A Grécia do último século e meio, particularmente no que concerne sua poesia, está entre os casos exemplares. Pobre até há pouco, submetido a ocupantes variados, dos romanos na antiguidade, aos otomanos e, logo em seguida, aos nazistas, traumatizado pela perda de territórios históricos e pela limpeza étnica perpetrada (em 1923) contra seus compatriotas pelos vizinhos e arqui-inimigos turcos (algo que Ernest Hemingway testemunhou na condição de repórter), palco de uma prolongada guerra civil seguida de um golpe militar, o país balcânico foi duas vezes premiado, merecidamente, com o Nobel literário. Giórgos Seféris (em 1963) e Odysseus Elytis (em 1979) ganharam o prêmio que poderia, sem injustiça alguma, ter sido dado, por exemplo, a Nikos Kazantzákis e Yannis Ritsos.
Embora todos fossem autores de primeira cujas qualidades o tempo confirmou, o maior escritor neogrego (língua que descende do grego clássico e está para este como o latim para nossa "última flor do Lácio"), o poeta reconhecido pelos demais como seu mestre foi Konstantinos Kaváfis (1863-1933).

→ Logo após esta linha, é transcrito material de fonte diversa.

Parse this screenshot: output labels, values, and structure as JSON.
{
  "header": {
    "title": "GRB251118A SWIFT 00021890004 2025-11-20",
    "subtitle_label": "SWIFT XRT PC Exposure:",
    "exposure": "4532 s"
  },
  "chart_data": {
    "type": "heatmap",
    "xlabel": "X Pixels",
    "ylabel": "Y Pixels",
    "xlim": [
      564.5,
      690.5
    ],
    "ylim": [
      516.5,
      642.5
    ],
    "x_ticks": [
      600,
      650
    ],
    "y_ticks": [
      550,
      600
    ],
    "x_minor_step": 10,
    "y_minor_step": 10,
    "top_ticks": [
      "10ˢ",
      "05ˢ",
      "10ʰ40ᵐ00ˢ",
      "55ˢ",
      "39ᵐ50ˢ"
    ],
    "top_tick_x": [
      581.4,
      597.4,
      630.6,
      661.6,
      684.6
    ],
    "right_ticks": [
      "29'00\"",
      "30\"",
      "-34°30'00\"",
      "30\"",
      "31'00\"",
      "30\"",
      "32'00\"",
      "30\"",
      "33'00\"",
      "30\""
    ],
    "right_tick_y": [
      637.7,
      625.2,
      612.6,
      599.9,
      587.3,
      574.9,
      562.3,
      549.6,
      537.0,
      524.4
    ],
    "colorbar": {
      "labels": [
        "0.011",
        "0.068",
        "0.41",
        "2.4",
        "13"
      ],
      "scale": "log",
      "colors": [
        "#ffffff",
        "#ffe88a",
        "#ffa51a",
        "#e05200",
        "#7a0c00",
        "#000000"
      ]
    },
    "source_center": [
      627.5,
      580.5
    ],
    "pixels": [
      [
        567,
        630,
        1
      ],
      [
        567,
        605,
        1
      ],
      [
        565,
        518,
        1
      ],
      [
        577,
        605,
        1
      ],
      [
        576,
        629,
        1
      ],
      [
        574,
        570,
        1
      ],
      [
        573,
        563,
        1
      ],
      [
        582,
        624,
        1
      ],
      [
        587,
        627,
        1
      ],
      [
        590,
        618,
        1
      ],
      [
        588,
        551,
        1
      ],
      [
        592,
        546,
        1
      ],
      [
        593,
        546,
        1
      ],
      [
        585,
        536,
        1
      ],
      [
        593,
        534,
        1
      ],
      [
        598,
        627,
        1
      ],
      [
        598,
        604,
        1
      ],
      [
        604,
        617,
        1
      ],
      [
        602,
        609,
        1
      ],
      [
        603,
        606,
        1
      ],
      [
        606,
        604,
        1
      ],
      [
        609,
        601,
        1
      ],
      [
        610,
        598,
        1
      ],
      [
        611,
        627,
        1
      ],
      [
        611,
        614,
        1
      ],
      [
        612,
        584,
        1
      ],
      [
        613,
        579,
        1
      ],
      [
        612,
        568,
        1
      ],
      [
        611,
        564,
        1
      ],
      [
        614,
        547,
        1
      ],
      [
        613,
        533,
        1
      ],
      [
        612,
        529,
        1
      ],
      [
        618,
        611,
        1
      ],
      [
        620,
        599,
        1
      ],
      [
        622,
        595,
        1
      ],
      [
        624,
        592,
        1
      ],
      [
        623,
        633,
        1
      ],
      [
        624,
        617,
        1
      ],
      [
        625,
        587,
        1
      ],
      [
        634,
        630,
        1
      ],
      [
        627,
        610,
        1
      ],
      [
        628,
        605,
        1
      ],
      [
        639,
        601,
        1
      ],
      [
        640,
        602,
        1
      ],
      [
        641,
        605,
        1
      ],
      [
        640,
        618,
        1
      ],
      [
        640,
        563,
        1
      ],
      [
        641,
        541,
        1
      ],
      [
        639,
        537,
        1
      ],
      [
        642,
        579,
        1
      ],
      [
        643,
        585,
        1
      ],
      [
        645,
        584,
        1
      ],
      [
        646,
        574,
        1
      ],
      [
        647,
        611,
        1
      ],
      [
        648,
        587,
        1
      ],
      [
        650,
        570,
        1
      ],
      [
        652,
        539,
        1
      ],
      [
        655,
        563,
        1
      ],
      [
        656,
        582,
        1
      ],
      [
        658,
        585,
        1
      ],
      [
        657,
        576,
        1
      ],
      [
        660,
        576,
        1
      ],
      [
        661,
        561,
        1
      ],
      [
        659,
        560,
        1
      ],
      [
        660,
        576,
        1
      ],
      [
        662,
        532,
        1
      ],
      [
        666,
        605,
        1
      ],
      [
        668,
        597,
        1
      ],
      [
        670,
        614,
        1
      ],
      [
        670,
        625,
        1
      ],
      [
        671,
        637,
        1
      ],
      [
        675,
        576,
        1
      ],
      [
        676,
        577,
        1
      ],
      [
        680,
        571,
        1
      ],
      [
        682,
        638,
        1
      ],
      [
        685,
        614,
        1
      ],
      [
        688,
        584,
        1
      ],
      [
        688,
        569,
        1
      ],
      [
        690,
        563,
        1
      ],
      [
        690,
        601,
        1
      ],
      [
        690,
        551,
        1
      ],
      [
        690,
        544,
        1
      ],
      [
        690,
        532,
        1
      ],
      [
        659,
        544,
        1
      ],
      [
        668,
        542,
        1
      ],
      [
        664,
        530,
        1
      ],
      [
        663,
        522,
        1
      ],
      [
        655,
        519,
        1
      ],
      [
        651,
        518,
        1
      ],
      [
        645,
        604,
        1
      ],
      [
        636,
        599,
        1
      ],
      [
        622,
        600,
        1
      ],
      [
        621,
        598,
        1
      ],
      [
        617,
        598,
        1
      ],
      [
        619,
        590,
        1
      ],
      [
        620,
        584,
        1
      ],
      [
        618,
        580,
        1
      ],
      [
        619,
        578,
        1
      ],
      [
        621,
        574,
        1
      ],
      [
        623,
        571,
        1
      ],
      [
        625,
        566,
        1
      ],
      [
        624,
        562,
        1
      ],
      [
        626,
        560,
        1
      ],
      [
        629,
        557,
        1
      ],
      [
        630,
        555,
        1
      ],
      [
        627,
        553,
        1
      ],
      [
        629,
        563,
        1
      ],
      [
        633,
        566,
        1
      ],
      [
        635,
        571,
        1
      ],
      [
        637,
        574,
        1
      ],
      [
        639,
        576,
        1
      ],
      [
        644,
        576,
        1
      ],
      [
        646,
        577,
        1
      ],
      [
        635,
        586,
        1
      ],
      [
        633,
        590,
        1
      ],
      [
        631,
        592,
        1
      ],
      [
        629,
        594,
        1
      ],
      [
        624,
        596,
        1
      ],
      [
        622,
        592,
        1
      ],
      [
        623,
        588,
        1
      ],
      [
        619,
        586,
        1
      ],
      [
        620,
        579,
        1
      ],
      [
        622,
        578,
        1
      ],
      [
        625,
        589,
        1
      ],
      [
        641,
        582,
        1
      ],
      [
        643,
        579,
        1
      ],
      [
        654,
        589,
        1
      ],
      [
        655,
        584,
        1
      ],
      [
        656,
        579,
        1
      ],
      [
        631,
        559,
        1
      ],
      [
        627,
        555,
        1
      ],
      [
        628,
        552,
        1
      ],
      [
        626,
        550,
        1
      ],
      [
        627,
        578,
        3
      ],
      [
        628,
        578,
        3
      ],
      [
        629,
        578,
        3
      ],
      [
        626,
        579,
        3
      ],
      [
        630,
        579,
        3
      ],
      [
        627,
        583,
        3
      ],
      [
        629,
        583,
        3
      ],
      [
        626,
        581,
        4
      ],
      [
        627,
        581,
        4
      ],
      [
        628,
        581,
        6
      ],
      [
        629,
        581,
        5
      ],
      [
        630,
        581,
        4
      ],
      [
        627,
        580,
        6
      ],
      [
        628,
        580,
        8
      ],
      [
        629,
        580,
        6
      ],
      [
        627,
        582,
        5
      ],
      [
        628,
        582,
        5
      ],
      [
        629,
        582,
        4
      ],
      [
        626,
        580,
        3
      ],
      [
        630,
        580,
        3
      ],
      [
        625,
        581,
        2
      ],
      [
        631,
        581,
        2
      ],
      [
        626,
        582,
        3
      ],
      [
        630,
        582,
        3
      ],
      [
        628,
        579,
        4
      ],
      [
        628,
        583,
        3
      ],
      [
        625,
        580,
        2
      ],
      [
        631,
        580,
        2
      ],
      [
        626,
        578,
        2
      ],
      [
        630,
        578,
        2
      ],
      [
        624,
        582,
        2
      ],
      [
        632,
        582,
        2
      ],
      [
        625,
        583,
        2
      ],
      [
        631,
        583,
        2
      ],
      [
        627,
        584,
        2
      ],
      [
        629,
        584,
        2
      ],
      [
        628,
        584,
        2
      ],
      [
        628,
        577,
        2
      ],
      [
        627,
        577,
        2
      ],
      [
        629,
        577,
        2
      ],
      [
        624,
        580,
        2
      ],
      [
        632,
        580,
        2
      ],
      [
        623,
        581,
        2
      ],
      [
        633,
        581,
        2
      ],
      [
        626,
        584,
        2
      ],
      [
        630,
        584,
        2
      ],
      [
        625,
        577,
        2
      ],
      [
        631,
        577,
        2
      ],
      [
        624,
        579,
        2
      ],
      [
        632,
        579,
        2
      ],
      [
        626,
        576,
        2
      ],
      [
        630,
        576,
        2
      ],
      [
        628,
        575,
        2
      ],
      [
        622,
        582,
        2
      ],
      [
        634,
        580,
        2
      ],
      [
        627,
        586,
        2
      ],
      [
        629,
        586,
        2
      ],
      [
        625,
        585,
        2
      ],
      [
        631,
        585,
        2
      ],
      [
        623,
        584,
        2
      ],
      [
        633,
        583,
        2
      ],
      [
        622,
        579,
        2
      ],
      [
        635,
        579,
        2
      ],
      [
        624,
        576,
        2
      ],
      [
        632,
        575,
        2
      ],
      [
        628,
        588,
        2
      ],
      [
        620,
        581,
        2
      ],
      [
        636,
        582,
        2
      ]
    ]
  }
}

Nativo e habitante de Alexandria, cidade (até os anos 50) cosmopolita, multicultural e multilíngüe, Kaváfis (há várias transcrições latinas de seu nome: Kavafy, Caváfys etc.) pertence, não obstante a brevidade de sua obra (cerca de duzentos poemas curtos), ao círculo restrito de criadores tão originais como consumados. Seus versos que, por um lado, celebram o amor homoerótico e, por outro, exploram e presentificam de modo inconfundível a história de seu povo, têm paralelos estilísticos, imaginativos, metodológicos e até existenciais com o que fizeram certos autores inclassificáveis: Fernando Pessoa e Jorge Luis Borges.

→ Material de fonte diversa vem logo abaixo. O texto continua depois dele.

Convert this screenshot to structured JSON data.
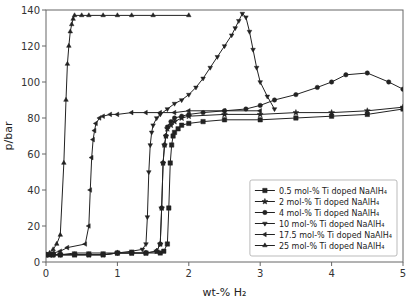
{
  "chart_data": {
    "type": "line",
    "xlabel": "wt-% H₂",
    "ylabel": "p/bar",
    "xlim": [
      0,
      5
    ],
    "ylim": [
      0,
      140
    ],
    "xticks": [
      0,
      1,
      2,
      3,
      4,
      5
    ],
    "yticks": [
      0,
      20,
      40,
      60,
      80,
      100,
      120,
      140
    ],
    "grid": false,
    "legend": "lower right",
    "series": [
      {
        "name": "0.5 mol-% Ti doped NaAlH₄",
        "marker": "square",
        "color": "#222222",
        "x": [
          0.0,
          0.05,
          0.1,
          0.2,
          0.4,
          0.6,
          0.8,
          1.0,
          1.2,
          1.4,
          1.6,
          1.65,
          1.7,
          1.72,
          1.74,
          1.76,
          1.78,
          1.8,
          1.85,
          1.9,
          2.0,
          2.2,
          2.5,
          3.0,
          3.5,
          4.0,
          4.5,
          5.0
        ],
        "values": [
          4,
          4,
          4,
          4,
          4,
          4,
          4,
          5,
          5,
          5,
          5,
          6,
          10,
          30,
          55,
          65,
          70,
          72,
          74,
          76,
          77,
          78,
          79,
          79,
          80,
          81,
          82,
          85
        ]
      },
      {
        "name": "2 mol-% Ti doped NaAlH₄",
        "marker": "star",
        "color": "#222222",
        "x": [
          0.0,
          0.05,
          0.1,
          0.2,
          0.4,
          0.6,
          0.8,
          1.0,
          1.2,
          1.4,
          1.55,
          1.6,
          1.62,
          1.64,
          1.66,
          1.68,
          1.7,
          1.75,
          1.8,
          1.9,
          2.0,
          2.5,
          3.0,
          3.5,
          4.0,
          4.5,
          5.0
        ],
        "values": [
          4,
          4,
          4,
          4,
          4,
          4,
          4,
          5,
          5,
          5,
          6,
          10,
          30,
          55,
          65,
          70,
          74,
          76,
          78,
          80,
          81,
          82,
          82,
          83,
          83,
          84,
          86
        ]
      },
      {
        "name": "4 mol-% Ti doped NaAlH₄",
        "marker": "circle",
        "color": "#222222",
        "x": [
          0.0,
          0.1,
          0.2,
          0.4,
          0.6,
          0.8,
          1.0,
          1.2,
          1.4,
          1.55,
          1.6,
          1.62,
          1.64,
          1.66,
          1.68,
          1.7,
          1.75,
          1.8,
          1.9,
          2.0,
          2.2,
          2.5,
          2.8,
          3.0,
          3.2,
          3.5,
          3.8,
          4.0,
          4.2,
          4.5,
          4.8,
          5.0
        ],
        "values": [
          4,
          4,
          4,
          4,
          4,
          4,
          5,
          5,
          5,
          6,
          10,
          30,
          55,
          65,
          70,
          75,
          78,
          80,
          81,
          82,
          83,
          84,
          85,
          87,
          90,
          93,
          97,
          100,
          104,
          105,
          100,
          96
        ]
      },
      {
        "name": "10 mol-% Ti doped NaAlH₄",
        "marker": "triangle-down",
        "color": "#222222",
        "x": [
          0.0,
          0.1,
          0.2,
          0.4,
          0.6,
          0.8,
          1.0,
          1.2,
          1.35,
          1.4,
          1.42,
          1.44,
          1.46,
          1.48,
          1.5,
          1.55,
          1.6,
          1.7,
          1.8,
          1.9,
          2.0,
          2.1,
          2.2,
          2.3,
          2.4,
          2.5,
          2.6,
          2.65,
          2.7,
          2.75,
          2.8,
          2.85,
          2.9,
          2.95,
          3.0,
          3.1,
          3.2
        ],
        "values": [
          4,
          4,
          4,
          5,
          5,
          5,
          5,
          6,
          7,
          10,
          25,
          50,
          65,
          72,
          76,
          80,
          82,
          85,
          88,
          90,
          93,
          97,
          102,
          108,
          114,
          120,
          126,
          130,
          134,
          138,
          136,
          128,
          118,
          108,
          100,
          92,
          85
        ]
      },
      {
        "name": "17.5 mol-% Ti doped NaAlH₄",
        "marker": "triangle-left",
        "color": "#222222",
        "x": [
          0.0,
          0.05,
          0.1,
          0.2,
          0.3,
          0.55,
          0.6,
          0.62,
          0.64,
          0.66,
          0.68,
          0.7,
          0.75,
          0.8,
          0.9,
          1.0,
          1.2,
          1.4,
          1.6,
          1.8,
          2.0,
          2.5,
          3.0
        ],
        "values": [
          4,
          4,
          5,
          6,
          8,
          10,
          20,
          40,
          58,
          68,
          73,
          77,
          80,
          81,
          82,
          82,
          83,
          83,
          83,
          83,
          84,
          84,
          84
        ]
      },
      {
        "name": "25 mol-% Ti doped NaAlH₄",
        "marker": "triangle-up",
        "color": "#222222",
        "x": [
          0.0,
          0.05,
          0.1,
          0.15,
          0.2,
          0.25,
          0.28,
          0.3,
          0.32,
          0.34,
          0.36,
          0.38,
          0.4,
          0.5,
          0.6,
          0.8,
          1.0,
          1.2,
          1.5,
          2.0
        ],
        "values": [
          4,
          5,
          7,
          10,
          15,
          55,
          90,
          110,
          120,
          128,
          132,
          135,
          137,
          137,
          137,
          137,
          137,
          137,
          137,
          137
        ]
      }
    ]
  }
}
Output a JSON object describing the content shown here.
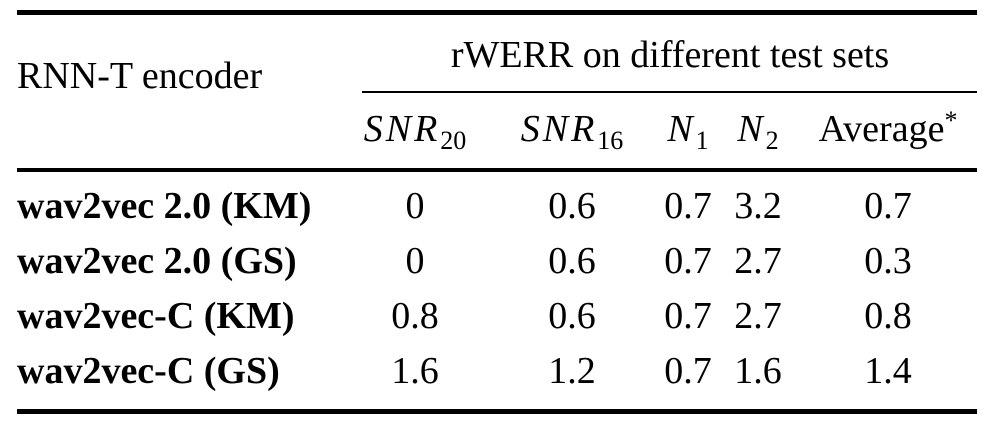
{
  "table": {
    "encoder_header": "RNN-T encoder",
    "group_header": "rWERR on different test sets",
    "columns": [
      {
        "base": "SNR",
        "sub": "20"
      },
      {
        "base": "SNR",
        "sub": "16"
      },
      {
        "base": "N",
        "sub": "1"
      },
      {
        "base": "N",
        "sub": "2"
      },
      {
        "base": "Average",
        "sup": "*"
      }
    ],
    "rows": [
      {
        "label": "wav2vec 2.0 (KM)",
        "values": [
          "0",
          "0.6",
          "0.7",
          "3.2",
          "0.7"
        ]
      },
      {
        "label": "wav2vec 2.0 (GS)",
        "values": [
          "0",
          "0.6",
          "0.7",
          "2.7",
          "0.3"
        ]
      },
      {
        "label": "wav2vec-C (KM)",
        "values": [
          "0.8",
          "0.6",
          "0.7",
          "2.7",
          "0.8"
        ]
      },
      {
        "label": "wav2vec-C (GS)",
        "values": [
          "1.6",
          "1.2",
          "0.7",
          "1.6",
          "1.4"
        ]
      }
    ]
  },
  "colors": {
    "text": "#000000",
    "rule": "#000000",
    "background": "#ffffff"
  },
  "chart_data": {
    "type": "table",
    "title": "rWERR on different test sets",
    "row_header_column": "RNN-T encoder",
    "columns": [
      "SNR_20",
      "SNR_16",
      "N_1",
      "N_2",
      "Average*"
    ],
    "rows": [
      {
        "label": "wav2vec 2.0 (KM)",
        "values": [
          0,
          0.6,
          0.7,
          3.2,
          0.7
        ]
      },
      {
        "label": "wav2vec 2.0 (GS)",
        "values": [
          0,
          0.6,
          0.7,
          2.7,
          0.3
        ]
      },
      {
        "label": "wav2vec-C (KM)",
        "values": [
          0.8,
          0.6,
          0.7,
          2.7,
          0.8
        ]
      },
      {
        "label": "wav2vec-C (GS)",
        "values": [
          1.6,
          1.2,
          0.7,
          1.6,
          1.4
        ]
      }
    ]
  }
}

"Descoberto" e revelado ao mundo por gerações sucessivas de admiradores empenhados, o alexandrino é hoje reconhecido como uma das figuras centrais da poesia moderna e sua lírica não cessa de ser traduzida e retraduzida para os idiomas que importam. Jorge de Senna (em Portugal) e José Paulo Paes (no Brasil) traduziram seleções generosas de seus versos. Mas tivemos de esperar pelo trabalho dedicado e competente de Isis Borges B. da Fonseca para podermos finalmente ler em português o conjunto de seus poemas canônicos na bela edição bilíngüe (408 págs.) recém-publicada pela Odysseus Editora.
Nenhum poema entre os que Kaváfis escreveu se tornou tão famoso quanto o conciso e irônico "Esperando os Bárbaros". Como não poderia deixar de ser, após ler e reler, anos a fio, dúzias de traduções para o inglês, francês, espanhol, italiano etc., eu tampouco resisti a arriscar a minha.

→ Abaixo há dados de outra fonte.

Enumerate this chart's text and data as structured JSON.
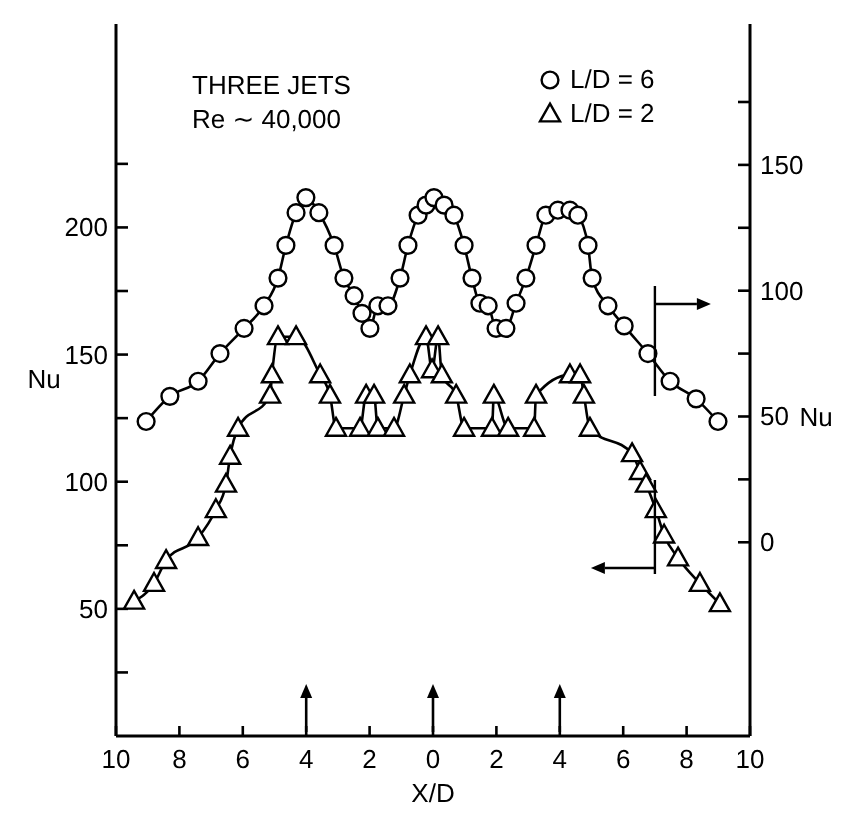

KAVÁFIS ESPERANDO OS BÁRBAROS

O que é, juntos no fórum, que esperamos?
Os bárbaros, que chegam hoje.
Por que, em sessão, nosso senado não
Faz nada e os senadores não legislam?
Porque os bárbaros chegam hoje.
Que novas leis passar? Chegando,
Os bárbaros farão as suas.
Por que nosso monarca está coroado
E em pompa, desde cedo, no seu trono
Defronte à maior porta da cidade?
Porque os bárbaros chegam hoje
E, pronto a recebê-los, nosso
Monarca mandou mesmo preparar
Para seu chefe um édito no qual
Lhe outorga honras e títulos diversos.
Por que ambos cônsules e até pretores,
Em ricas togas púrpuras, se exibem
Com anéis ofuscantes de esmeraldas
E braceletes cheios de ametistas?
Por que ostentam, lavrados de ouro e prata,
Bordões esplêndidos em suas mãos?

Porque os bárbaros chegam hoje
E adornos tais os impressionam.

Por que os tribunos se mantêm calados,
Nem, como de hábito, um sequer perora?
Os bárbaros, que chegam hoje,
Execram falas e eloqüência.
Por que este mal-estar (Como os semblantes
Se põem sombrios!) que despovoa abrupto
Rua e praça em tumulto? - E por que todo
Mundo volta apreensivo para casa?
Porque anoitece, os bárbaros não chegam
E gente vinda da fronteira afirma
Que já não há mais bárbaro nenhum.
E agora, sem os bárbaros que, à sua
Maneira, eram nossa última esperança?